I can acknowledge that one can never know for certain that a god can exist, but also firmly believe that one doesn't. Because if a god does exist, I think it would logically follow that one could know for certain that it did. Otherwise what does "exist" even mean? A god that one cannot know whether it exists or not is fundamentally, logically, and philosophically indistinguishable from one that doesn't exist.
Hence, I think that atheism is the logical conclusion of agnosticism.
Close to my POV, maybe just worded differently.
A god one cannot detect the existence of is no different from a god that doesn't exist. Consider the failure of researchers to find any effect of prayer unless it is a placebo effect when the person being prayed over or doing the praying is aware of the intervention.
I've posted my position before: the only evidence gods exist comes from people's imagination they do. No actual evidence exists that gods exist.

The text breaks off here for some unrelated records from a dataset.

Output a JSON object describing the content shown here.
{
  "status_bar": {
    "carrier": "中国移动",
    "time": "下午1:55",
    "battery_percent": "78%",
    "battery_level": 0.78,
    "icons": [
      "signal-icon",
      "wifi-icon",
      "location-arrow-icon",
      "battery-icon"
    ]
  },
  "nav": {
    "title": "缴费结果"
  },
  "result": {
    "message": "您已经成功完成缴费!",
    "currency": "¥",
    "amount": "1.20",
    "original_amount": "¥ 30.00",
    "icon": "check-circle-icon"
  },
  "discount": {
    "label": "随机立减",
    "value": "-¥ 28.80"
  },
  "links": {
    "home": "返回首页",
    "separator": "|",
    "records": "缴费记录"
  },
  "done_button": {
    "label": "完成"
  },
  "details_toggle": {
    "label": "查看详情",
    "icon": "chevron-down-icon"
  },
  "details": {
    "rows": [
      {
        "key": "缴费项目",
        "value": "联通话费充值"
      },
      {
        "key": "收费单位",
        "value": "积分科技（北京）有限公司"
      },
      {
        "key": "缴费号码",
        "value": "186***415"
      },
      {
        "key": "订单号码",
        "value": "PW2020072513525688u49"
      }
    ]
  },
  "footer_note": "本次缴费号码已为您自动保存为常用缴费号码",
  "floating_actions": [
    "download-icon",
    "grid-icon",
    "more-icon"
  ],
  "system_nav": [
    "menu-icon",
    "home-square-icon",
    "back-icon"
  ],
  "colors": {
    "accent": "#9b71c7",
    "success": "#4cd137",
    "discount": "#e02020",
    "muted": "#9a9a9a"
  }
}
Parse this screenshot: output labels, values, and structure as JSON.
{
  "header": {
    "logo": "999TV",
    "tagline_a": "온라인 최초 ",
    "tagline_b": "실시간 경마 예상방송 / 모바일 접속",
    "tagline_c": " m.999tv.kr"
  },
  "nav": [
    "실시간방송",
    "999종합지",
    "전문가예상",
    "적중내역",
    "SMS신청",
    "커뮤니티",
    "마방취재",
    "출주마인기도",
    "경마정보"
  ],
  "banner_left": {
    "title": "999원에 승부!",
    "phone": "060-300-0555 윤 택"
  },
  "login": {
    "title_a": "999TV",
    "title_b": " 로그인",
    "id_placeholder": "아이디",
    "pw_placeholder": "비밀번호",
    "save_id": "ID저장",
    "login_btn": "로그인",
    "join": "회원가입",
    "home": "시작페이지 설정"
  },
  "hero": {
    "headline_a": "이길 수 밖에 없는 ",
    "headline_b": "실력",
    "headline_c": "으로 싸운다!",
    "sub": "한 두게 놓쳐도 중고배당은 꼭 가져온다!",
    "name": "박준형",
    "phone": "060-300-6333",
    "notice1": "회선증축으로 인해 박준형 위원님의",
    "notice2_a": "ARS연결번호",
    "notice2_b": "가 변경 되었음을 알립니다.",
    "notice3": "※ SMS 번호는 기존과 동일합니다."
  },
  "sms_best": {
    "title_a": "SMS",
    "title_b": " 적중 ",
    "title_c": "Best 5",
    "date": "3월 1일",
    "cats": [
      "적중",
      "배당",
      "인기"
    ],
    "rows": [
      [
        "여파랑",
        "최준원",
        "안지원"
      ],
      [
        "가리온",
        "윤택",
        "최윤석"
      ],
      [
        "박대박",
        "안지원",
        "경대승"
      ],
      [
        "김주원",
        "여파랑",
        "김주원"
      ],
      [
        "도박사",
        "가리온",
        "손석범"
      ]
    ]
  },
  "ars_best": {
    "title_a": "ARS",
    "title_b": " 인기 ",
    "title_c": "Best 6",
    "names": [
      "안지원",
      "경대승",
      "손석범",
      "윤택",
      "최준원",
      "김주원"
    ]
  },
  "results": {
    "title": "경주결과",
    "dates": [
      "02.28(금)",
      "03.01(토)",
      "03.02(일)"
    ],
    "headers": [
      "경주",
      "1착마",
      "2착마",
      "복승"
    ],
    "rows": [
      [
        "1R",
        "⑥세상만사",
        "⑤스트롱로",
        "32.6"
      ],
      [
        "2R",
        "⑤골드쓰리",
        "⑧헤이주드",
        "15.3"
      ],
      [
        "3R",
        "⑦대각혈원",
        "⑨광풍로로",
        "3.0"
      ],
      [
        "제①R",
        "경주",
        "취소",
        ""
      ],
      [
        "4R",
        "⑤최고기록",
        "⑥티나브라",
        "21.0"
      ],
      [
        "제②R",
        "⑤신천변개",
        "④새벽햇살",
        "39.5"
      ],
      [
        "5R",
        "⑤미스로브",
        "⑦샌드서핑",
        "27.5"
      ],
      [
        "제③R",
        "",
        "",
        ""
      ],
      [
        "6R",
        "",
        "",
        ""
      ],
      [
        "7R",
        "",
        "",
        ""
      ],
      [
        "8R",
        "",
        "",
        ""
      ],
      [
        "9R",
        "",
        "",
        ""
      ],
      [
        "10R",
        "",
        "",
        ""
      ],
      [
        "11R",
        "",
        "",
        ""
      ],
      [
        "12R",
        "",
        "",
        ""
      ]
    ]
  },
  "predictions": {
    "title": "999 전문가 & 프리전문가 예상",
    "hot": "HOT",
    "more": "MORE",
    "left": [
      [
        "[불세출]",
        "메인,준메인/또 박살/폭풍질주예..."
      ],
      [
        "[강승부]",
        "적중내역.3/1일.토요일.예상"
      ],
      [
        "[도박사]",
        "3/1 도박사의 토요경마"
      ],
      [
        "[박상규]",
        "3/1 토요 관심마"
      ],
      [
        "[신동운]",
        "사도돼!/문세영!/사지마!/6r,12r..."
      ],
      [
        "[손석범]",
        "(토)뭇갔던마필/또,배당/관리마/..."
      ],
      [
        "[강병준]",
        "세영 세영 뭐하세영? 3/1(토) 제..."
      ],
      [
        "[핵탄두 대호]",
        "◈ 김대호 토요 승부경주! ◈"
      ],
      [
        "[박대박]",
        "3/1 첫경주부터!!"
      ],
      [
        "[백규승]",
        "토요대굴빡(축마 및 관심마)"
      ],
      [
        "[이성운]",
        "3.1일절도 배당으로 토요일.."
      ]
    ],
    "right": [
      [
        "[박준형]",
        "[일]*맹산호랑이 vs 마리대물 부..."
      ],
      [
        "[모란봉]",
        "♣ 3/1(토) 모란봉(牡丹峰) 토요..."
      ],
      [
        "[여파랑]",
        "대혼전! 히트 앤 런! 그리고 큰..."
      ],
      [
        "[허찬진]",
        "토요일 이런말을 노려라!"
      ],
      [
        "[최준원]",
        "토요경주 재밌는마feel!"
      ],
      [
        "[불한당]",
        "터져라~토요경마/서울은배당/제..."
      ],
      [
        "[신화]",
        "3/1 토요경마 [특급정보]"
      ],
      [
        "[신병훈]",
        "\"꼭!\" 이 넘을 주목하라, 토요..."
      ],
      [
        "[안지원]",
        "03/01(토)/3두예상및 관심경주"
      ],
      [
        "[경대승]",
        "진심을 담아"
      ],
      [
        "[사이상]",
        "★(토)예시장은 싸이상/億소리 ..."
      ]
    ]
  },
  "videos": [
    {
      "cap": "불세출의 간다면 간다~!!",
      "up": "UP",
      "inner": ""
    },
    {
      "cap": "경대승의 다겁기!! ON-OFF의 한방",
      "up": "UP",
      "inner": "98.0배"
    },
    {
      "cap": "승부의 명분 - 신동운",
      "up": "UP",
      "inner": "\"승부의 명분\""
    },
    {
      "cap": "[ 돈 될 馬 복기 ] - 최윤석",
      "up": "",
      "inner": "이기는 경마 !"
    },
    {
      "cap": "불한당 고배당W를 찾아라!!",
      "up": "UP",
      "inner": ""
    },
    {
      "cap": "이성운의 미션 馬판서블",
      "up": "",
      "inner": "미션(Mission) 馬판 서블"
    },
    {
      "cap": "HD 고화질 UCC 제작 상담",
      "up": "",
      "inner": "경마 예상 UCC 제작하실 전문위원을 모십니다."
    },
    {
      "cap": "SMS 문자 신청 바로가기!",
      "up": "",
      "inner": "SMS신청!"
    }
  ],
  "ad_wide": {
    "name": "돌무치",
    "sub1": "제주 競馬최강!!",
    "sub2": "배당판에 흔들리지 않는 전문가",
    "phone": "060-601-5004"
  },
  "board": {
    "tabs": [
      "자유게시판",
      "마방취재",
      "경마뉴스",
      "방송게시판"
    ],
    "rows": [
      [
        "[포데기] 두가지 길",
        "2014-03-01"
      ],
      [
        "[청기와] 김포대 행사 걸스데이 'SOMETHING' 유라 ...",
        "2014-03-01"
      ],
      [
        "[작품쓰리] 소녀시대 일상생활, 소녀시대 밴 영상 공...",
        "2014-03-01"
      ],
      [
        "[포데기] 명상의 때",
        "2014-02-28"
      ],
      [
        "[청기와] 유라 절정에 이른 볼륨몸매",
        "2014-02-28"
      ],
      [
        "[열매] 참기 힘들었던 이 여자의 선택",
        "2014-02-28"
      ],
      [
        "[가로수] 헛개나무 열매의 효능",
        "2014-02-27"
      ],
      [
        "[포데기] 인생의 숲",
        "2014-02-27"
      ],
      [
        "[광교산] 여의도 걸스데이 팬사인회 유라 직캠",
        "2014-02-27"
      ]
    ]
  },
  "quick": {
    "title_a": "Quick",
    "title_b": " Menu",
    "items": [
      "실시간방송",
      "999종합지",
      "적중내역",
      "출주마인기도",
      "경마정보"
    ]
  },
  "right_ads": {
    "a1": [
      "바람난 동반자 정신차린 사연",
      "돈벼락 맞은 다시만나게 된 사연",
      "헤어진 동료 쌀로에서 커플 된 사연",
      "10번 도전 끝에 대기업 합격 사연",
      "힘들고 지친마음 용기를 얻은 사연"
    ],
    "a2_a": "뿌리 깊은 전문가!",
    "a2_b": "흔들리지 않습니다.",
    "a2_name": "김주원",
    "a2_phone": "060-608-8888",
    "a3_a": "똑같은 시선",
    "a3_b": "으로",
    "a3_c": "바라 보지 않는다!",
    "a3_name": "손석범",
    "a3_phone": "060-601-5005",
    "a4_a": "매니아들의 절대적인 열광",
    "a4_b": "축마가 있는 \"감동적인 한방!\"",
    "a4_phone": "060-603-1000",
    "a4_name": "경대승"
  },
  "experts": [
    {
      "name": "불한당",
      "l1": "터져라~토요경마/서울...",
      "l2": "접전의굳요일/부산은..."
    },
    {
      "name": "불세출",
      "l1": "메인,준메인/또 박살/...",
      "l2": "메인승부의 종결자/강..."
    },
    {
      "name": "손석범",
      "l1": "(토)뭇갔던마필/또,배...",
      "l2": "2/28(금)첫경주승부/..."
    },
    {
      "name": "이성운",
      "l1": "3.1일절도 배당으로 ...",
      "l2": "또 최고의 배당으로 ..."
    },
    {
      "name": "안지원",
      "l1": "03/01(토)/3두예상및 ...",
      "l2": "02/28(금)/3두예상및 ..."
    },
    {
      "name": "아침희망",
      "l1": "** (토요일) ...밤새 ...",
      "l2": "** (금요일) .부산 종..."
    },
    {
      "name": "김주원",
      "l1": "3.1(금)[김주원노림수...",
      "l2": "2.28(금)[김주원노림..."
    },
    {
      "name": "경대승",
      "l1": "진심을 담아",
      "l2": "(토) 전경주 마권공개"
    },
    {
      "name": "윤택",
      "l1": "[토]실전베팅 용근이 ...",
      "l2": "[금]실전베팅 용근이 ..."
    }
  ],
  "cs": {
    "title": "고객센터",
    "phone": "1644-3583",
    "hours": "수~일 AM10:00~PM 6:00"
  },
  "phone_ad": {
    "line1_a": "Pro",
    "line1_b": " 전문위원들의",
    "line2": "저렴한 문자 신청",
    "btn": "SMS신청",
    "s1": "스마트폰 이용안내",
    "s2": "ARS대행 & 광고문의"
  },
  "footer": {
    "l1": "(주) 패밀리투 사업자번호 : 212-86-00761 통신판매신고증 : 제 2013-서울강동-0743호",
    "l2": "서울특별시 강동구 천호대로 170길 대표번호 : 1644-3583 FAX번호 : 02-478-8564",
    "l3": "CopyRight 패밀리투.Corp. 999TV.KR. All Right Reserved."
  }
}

So we have a good explanation for god beliefs: the evidence supports the conclusion people made gods up. And we have no evidence supporting the conclusion gods do exist. Have some evidence, go for the MDC even though I believe the cash reward has been suspended.
So what are people basing their god beliefs on? Childhood indoctrination and related situations.
My brother, a serious god believer though I don't know if he attended church regularly in the last decade or so, died last Jan. He had a serious illness that came on rapidly and killed him unexpectedly less than 2 months later. It was a shock given he was the youngest of we 3 siblings and as my older brother noted, the only one that didn't partake in all the damaging drug behaviors the other 2 of us did.
But I digress. After he died my sister-in-law said, "He was good with his God," by which I think she meant he was off to heaven and we shouldn't be that sad. Totally weird concept in my mind. I'm happy the folks on that side of his life find comfort in that.
If you believe then maybe it comforts you as you are dying. If your loved ones believe I'm sure it comforts them. But me, I just find it weird. Maybe at the end believing in life after death is comforting. I doubt sincerely that it comforts a person's sadness/devastation with the loss of a loved one. I can't see that being convinced you'll see the person in the afterlife actually dampens the pain of loss by much. It didn't help me decades ago when I lost the person I loved very much in a car accident.
And what about the decades of life before that, what did you give up nurturing that belief? And one might have to overcome some manufactured guilt if one goes on to love again if the person lost was one's partner.
I'm fine with the fantasy my molecules will be recycled into the Universe.